FibreWorks Gallery in Madeira Park has scored again with an exhibit of finely made art that is as intriguing and challenging as it is visually appealing. Under the auspices of the gallery and studio’s savvy curator and director, Alexis Bach, two broadly talented artists – Squamish-based Elizabeth Harris and Catherine Nicholls of Gibsons – have put together the show, titled bro.ken. The dozens of works on display explore the theme of broken-ness in ways both obvious and subtle, and in a variety of media. 

“Things can get more beautiful with age,” Nicholls said in an interview at the exhibit’s Sept. 28 opening reception. “A few wrinkles and warts can be far more interesting than something perfect and shiny on the outside. For me, this is a play on the state of the world as well.” 

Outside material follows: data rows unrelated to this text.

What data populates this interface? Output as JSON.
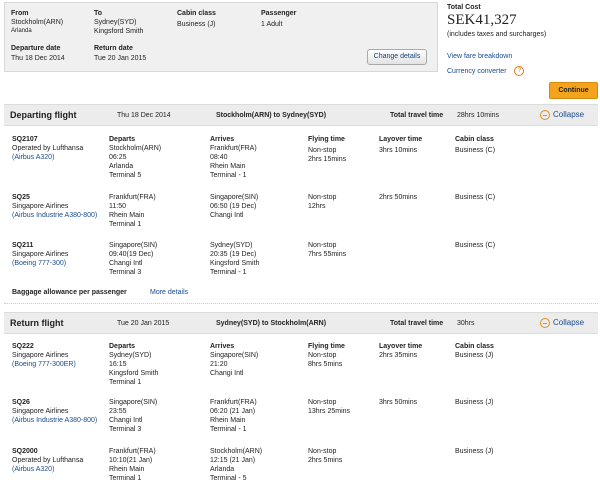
{
  "summary": {
    "from_label": "From",
    "from_value": "Stockholm(ARN)",
    "from_airport": "Arlanda",
    "to_label": "To",
    "to_value": "Sydney(SYD)",
    "to_airport": "Kingsford Smith",
    "cabin_label": "Cabin class",
    "cabin_value": "Business (J)",
    "passenger_label": "Passenger",
    "passenger_value": "1 Adult",
    "departure_label": "Departure date",
    "departure_value": "Thu 18 Dec 2014",
    "return_label": "Return date",
    "return_value": "Tue 20 Jan 2015",
    "change_button": "Change details"
  },
  "total": {
    "label": "Total Cost",
    "amount": "SEK41,327",
    "note": "(includes taxes and surcharges)",
    "fare_link": "View fare breakdown",
    "converter_link": "Currency converter",
    "help": "?"
  },
  "continue_button": "Continue",
  "columns": {
    "departs": "Departs",
    "arrives": "Arrives",
    "flying": "Flying time",
    "layover": "Layover time",
    "cabin": "Cabin class"
  },
  "departing": {
    "title": "Departing flight",
    "date": "Thu 18 Dec 2014",
    "route": "Stockholm(ARN) to Sydney(SYD)",
    "travel_label": "Total travel time",
    "travel_value": "28hrs 10mins",
    "collapse": "Collapse",
    "flights": [
      {
        "code": "SQ2107",
        "op1": "Operated by Lufthansa",
        "op2": "(Airbus A320)",
        "dep_city": "Stockholm(ARN)",
        "dep_time": "06:25",
        "dep_airport": "Arlanda",
        "dep_terminal": "Terminal 5",
        "arr_city": "Frankfurt(FRA)",
        "arr_time": "08:40",
        "arr_airport": "Rhein Main",
        "arr_terminal": "Terminal - 1",
        "stops": "Non-stop",
        "flying": "2hrs 15mins",
        "layover": "3hrs 10mins",
        "cabin": "Business (C)"
      },
      {
        "code": "SQ25",
        "op1": "Singapore Airlines",
        "op2": "(Airbus Industrie A380-800)",
        "dep_city": "Frankfurt(FRA)",
        "dep_time": "11:50",
        "dep_airport": "Rhein Main",
        "dep_terminal": "Terminal 1",
        "arr_city": "Singapore(SIN)",
        "arr_time": "06:50 (19 Dec)",
        "arr_airport": "Changi Intl",
        "arr_terminal": "",
        "stops": "Non-stop",
        "flying": "12hrs",
        "layover": "2hrs 50mins",
        "cabin": "Business (C)"
      },
      {
        "code": "SQ211",
        "op1": "Singapore Airlines",
        "op2": "(Boeing 777-300)",
        "dep_city": "Singapore(SIN)",
        "dep_time": "09:40(19 Dec)",
        "dep_airport": "Changi Intl",
        "dep_terminal": "Terminal 3",
        "arr_city": "Sydney(SYD)",
        "arr_time": "20:35 (19 Dec)",
        "arr_airport": "Kingsford Smith",
        "arr_terminal": "Terminal - 1",
        "stops": "Non-stop",
        "flying": "7hrs 55mins",
        "layover": "",
        "cabin": "Business (C)"
      }
    ],
    "baggage_label": "Baggage allowance per passenger",
    "baggage_link": "More details"
  },
  "return": {
    "title": "Return flight",
    "date": "Tue 20 Jan 2015",
    "route": "Sydney(SYD) to Stockholm(ARN)",
    "travel_label": "Total travel time",
    "travel_value": "30hrs",
    "collapse": "Collapse",
    "flights": [
      {
        "code": "SQ222",
        "op1": "Singapore Airlines",
        "op2": "(Boeing 777-300ER)",
        "dep_city": "Sydney(SYD)",
        "dep_time": "16:15",
        "dep_airport": "Kingsford Smith",
        "dep_terminal": "Terminal 1",
        "arr_city": "Singapore(SIN)",
        "arr_time": "21:20",
        "arr_airport": "Changi Intl",
        "arr_terminal": "",
        "stops": "Non-stop",
        "flying": "8hrs 5mins",
        "layover": "2hrs 35mins",
        "cabin": "Business (J)"
      },
      {
        "code": "SQ26",
        "op1": "Singapore Airlines",
        "op2": "(Airbus Industrie A380-800)",
        "dep_city": "Singapore(SIN)",
        "dep_time": "23:55",
        "dep_airport": "Changi Intl",
        "dep_terminal": "Terminal 3",
        "arr_city": "Frankfurt(FRA)",
        "arr_time": "06:20 (21 Jan)",
        "arr_airport": "Rhein Main",
        "arr_terminal": "Terminal - 1",
        "stops": "Non-stop",
        "flying": "13hrs 25mins",
        "layover": "3hrs 50mins",
        "cabin": "Business (J)"
      },
      {
        "code": "SQ2000",
        "op1": "Operated by Lufthansa",
        "op2": "(Airbus A320)",
        "dep_city": "Frankfurt(FRA)",
        "dep_time": "10:10(21 Jan)",
        "dep_airport": "Rhein Main",
        "dep_terminal": "Terminal 1",
        "arr_city": "Stockholm(ARN)",
        "arr_time": "12:15 (21 Jan)",
        "arr_airport": "Arlanda",
        "arr_terminal": "Terminal - 5",
        "stops": "Non-stop",
        "flying": "2hrs 5mins",
        "layover": "",
        "cabin": "Business (J)"
      }
    ]
  }
}
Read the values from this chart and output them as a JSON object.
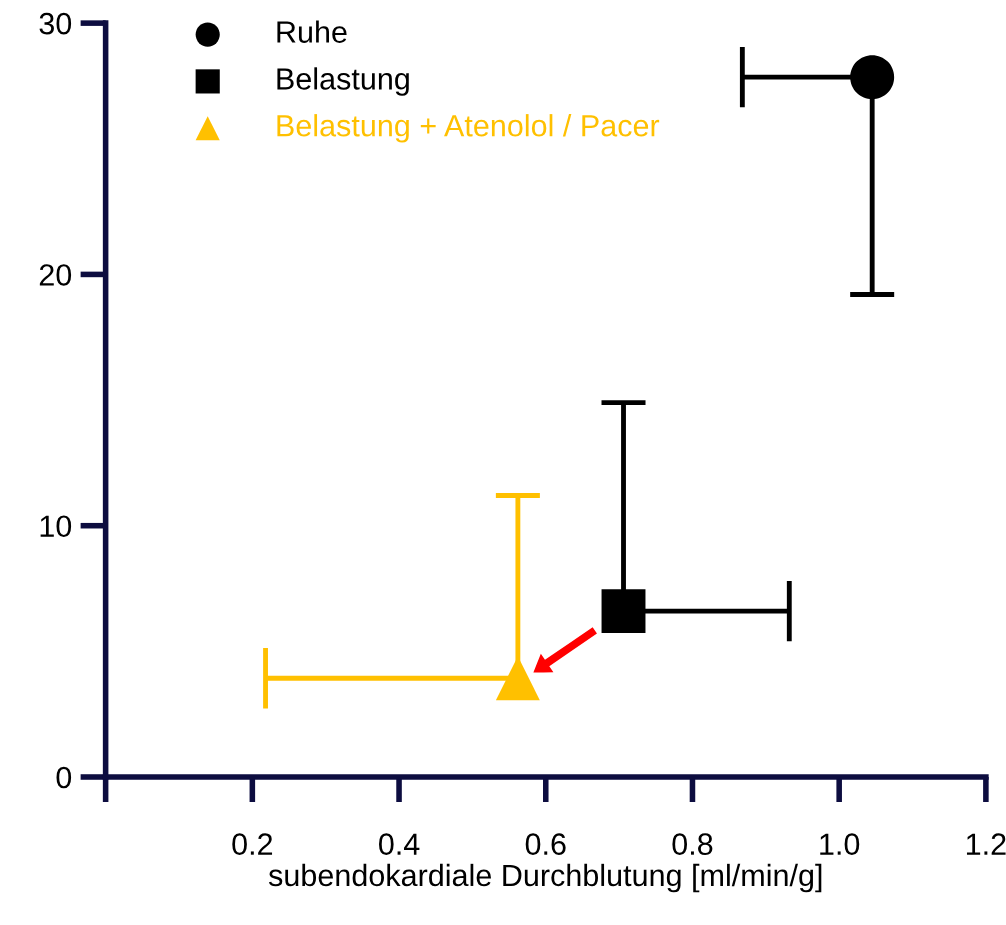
{
  "chart_data": {
    "type": "scatter",
    "xlabel": "subendokardiale Durchblutung [ml/min/g]",
    "xlim": [
      0,
      1.2
    ],
    "xticks": [
      {
        "value": 0,
        "label": null
      },
      0.2,
      0.4,
      0.6,
      0.8,
      {
        "value": 1.0,
        "label": "1.0"
      },
      1.2
    ],
    "ylim": [
      0,
      30
    ],
    "yticks": [
      0,
      10,
      20,
      30
    ],
    "grid": false,
    "legend": "top left",
    "series": [
      {
        "name": "Ruhe",
        "color": "#000000",
        "marker": "circle",
        "x": [
          1.045
        ],
        "values": [
          27.85
        ],
        "errors": [
          [
            19.2,
            27.85
          ]
        ],
        "xerrors": [
          [
            0.868,
            1.045
          ]
        ]
      },
      {
        "name": "Belastung",
        "color": "#000000",
        "marker": "square",
        "x": [
          0.706
        ],
        "values": [
          6.6
        ],
        "errors": [
          [
            6.6,
            14.9
          ]
        ],
        "xerrors": [
          [
            0.706,
            0.932
          ]
        ]
      },
      {
        "name": "Belastung + Atenolol / Pacer",
        "color": "#ffc000",
        "marker": "triangle",
        "x": [
          0.562
        ],
        "values": [
          3.93
        ],
        "errors": [
          [
            3.93,
            11.2
          ]
        ],
        "xerrors": [
          [
            0.218,
            0.562
          ]
        ]
      }
    ]
  }
}
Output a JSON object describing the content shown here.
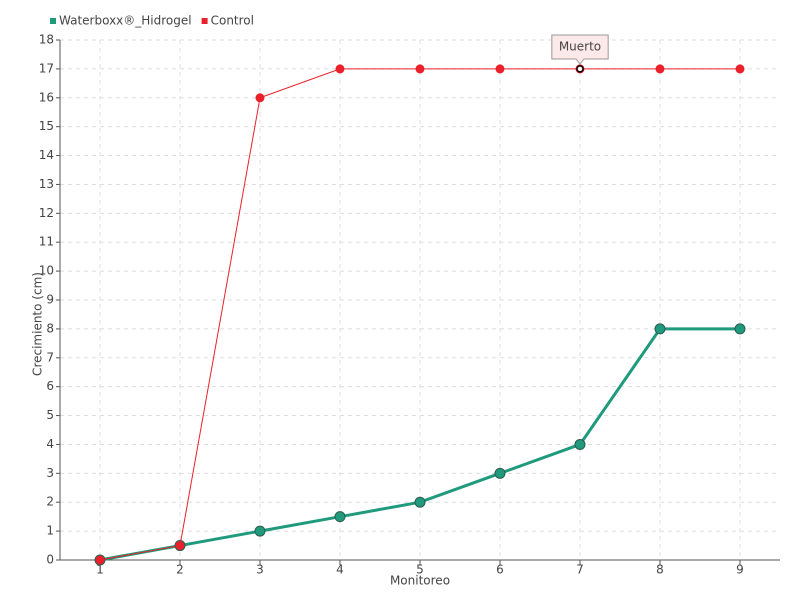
{
  "chart_data": {
    "type": "line",
    "x_label": "Monitoreo",
    "y_label": "Crecimiento (cm)",
    "categories": [
      "1",
      "2",
      "3",
      "4",
      "5",
      "6",
      "7",
      "8",
      "9"
    ],
    "series": [
      {
        "name": "Waterboxx®_Hidrogel",
        "color": "#1f9a7c",
        "values": [
          0,
          0.5,
          1,
          1.5,
          2,
          3,
          4,
          8,
          8
        ]
      },
      {
        "name": "Control",
        "color": "#e8212a",
        "values": [
          0,
          0.5,
          16,
          17,
          17,
          17,
          17,
          17,
          17
        ]
      }
    ],
    "annotations": [
      "Muerto"
    ],
    "ylim": [
      0,
      18
    ],
    "yticks": [
      0,
      1,
      2,
      3,
      4,
      5,
      6,
      7,
      8,
      9,
      10,
      11,
      12,
      13,
      14,
      15,
      16,
      17,
      18
    ],
    "grid": true,
    "legend": "top-left"
  }
}
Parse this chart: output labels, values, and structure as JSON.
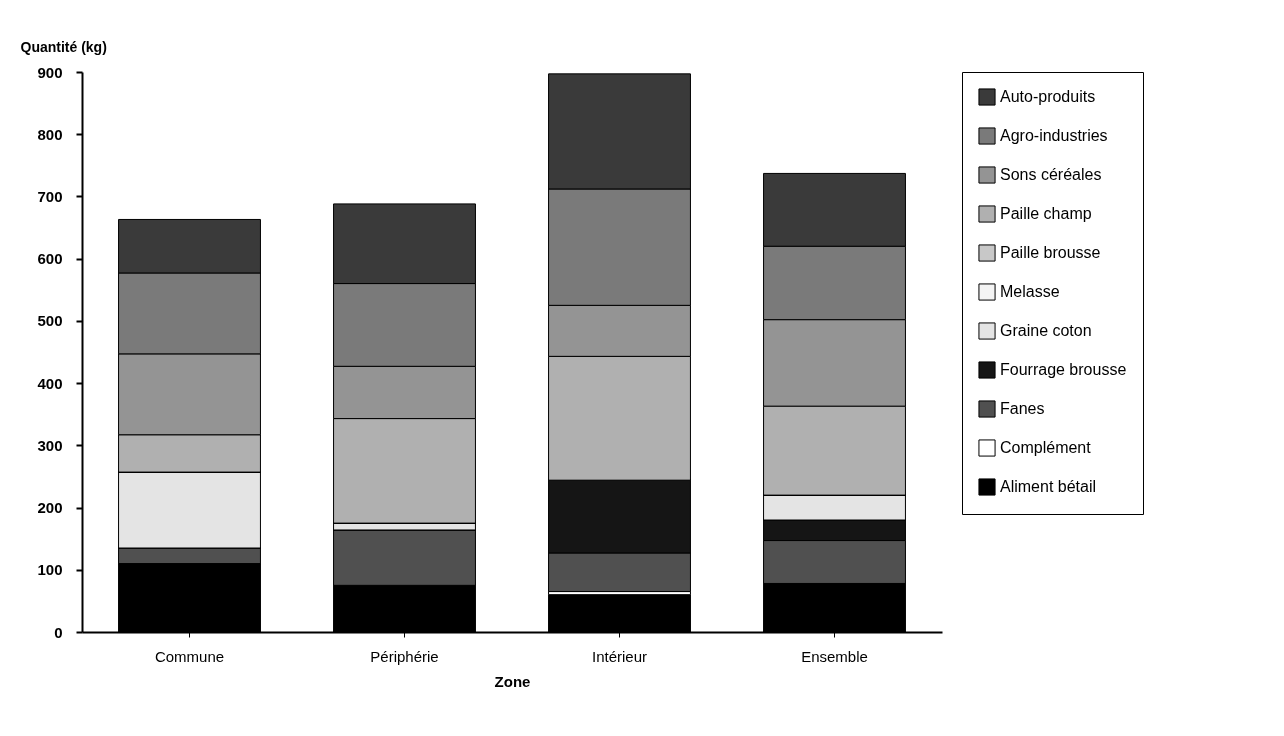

The state of the world Nicholls refers to in this show is the one humankind has brought about, both socially and environmentally. She expresses her judgments in lovely works, even if they carry titles like A Landscape of Exhaustion and Moral Decay – an installation of five ceiling-high, hanging banners Nicholls created in a painstaking process, winding organdy fabric around steel wool and immersing the rolls for days in buckets of saltwater. And that was just the first step, before various appliques were added. The deep and delicate complex of patterns imparted onto the fabric by the rusting steel literally puts the iron in irony, hinting at an artistic redemption of human folly. We can only hope. 

fibreworks
Except for the metal nail heads, Elizabeth Harris’s Trojan is made entirely of clay, despite the appearance. - Rik Jespersen Photo

Harris is a painter as well as a three-dimensional artist, but it’s clays and ceramics that she’s brought to this show. Pots, cisterns and cups dominate, along with three small installations using trunks and a packing crate to hold and display various clay pieces.

Two striking, 14-inch-tall horses speak to different aspects of the “broken” theme. One, entitled Trojan, looks like a clay form that has come apart and been patched with wood and nails. The nails are metal that partly melted in the firing process, and the wood is actually clay that’s been molded to look like planks. 

One of Harris’s trunk installations is entitled Storm in a Teacup, featuring wobbly cups finished in swirling, hurricane-like cloud patterns, and with purposely sculpted cracks. They won’t hold much liquid for long. “We are in a precarious situation with how we live, both with the environment and the economy,” Harris said. 

The show at the FibreWorks’ distinctive yurt complex runs until Nov. 11.